トールがルドルフに対して危険を察知して動こうとしたその瞬間--

目の前の空間が炎で爆ぜた。


「ぐっっっ!?」


突然発生した衝撃波と熱に包まれ、トールは一瞬気を失った。
次に目が開いた瞬間には、体が地面に横たわっているのを自覚する。


「・・・ぁ・・・」


声にならない声が口から漏れ出る。
全身が痛い。恐らく骨が何ヵ所か折れているのだろうか。
起き上がろうとして思わず出そうとした腕を見て、皮膚がところどころ破れ血が流れ、そうでないところは黒く焦げていることに気が付いた。


(ああ、そうか…)


強力な攻撃魔法を食らい、灼熱に身を焼かれながら壁に打ち付けられたのだとトールは認識した。

恐らく受けたのは強力な爆発魔法。
そしてそれを発動したのはルドルフ。

危険を察知してトールが咄嗟にとった行動は、腕で頭を庇うことだった。
幸いにもそれが効いて、すぐに意識を取り戻せて冷静に状況を分析出来ている。

だが、だからといって今のトールにはどうすることも出来ない。
体のダメージが深くてろくに動けないので、反撃はおろか逃げることさえ出来ない。


「ふむ、今の一瞬で反応して防御したか」

ルドルフはトールを見下ろすと、感心したように頷いた。
ルドルフが使ったのは無詠唱魔法というもので、魔法を使用するにあたって必要なあらゆる時間のかかるプロセスを大幅に短縮することの出来るものである。
魔法の居合い抜きのようなものだが、これを使うことの出来る人間は世界的にも極めて珍しい。
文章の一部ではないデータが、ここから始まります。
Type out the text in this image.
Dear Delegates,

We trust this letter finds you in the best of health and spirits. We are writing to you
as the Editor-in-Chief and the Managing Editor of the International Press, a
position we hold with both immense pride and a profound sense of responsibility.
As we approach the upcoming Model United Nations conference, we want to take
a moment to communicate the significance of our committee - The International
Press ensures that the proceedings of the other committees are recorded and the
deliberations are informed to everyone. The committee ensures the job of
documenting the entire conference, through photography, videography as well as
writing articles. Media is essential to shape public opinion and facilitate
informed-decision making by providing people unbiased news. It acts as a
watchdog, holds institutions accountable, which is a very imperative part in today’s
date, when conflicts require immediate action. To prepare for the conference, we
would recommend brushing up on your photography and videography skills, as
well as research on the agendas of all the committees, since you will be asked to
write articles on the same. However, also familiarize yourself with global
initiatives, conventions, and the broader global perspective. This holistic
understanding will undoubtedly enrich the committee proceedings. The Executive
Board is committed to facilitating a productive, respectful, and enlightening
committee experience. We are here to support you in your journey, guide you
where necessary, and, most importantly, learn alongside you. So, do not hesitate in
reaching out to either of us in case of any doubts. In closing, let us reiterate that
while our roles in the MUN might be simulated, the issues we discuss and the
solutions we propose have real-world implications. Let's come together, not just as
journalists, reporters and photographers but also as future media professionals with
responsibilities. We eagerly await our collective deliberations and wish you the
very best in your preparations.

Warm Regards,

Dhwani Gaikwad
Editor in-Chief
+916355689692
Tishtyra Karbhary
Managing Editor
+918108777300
トールはルドルフが無詠唱魔法を使うとは思わなかったが、持ち前の危険察知の能力で咄嗟に頭を庇うことで、どうにか今意識を保つことが出来ている。
これがルドルフからしてみれば中々に驚異的なことであった。並みの者なら何が起きているかを理解することも出来ず、既に意識を手放しているはずだからだ。
実際、トールとともに魔法攻撃を食らったオーガ君は全身を黒焦げにして地面に突っ伏し、全く動く様子はない。


「やはり時に自分の目で現場を見なければならないということだな。まさかこれだけの人材に出会うことが出来るなど。すぐに直属の配下にしたいところだ」


しゃがみ込み、ゆっくりとルドルフは倒れたトールに顔を寄せる。


「事が済んだら、是非とも考えてもらいたい」


「・・・!?」


ルドルフが呟いた瞬間のことだった。
全身を走る激痛で意識が朦朧としていたトールは、一瞬で自分の体のダメージが消えたことに気が付いた。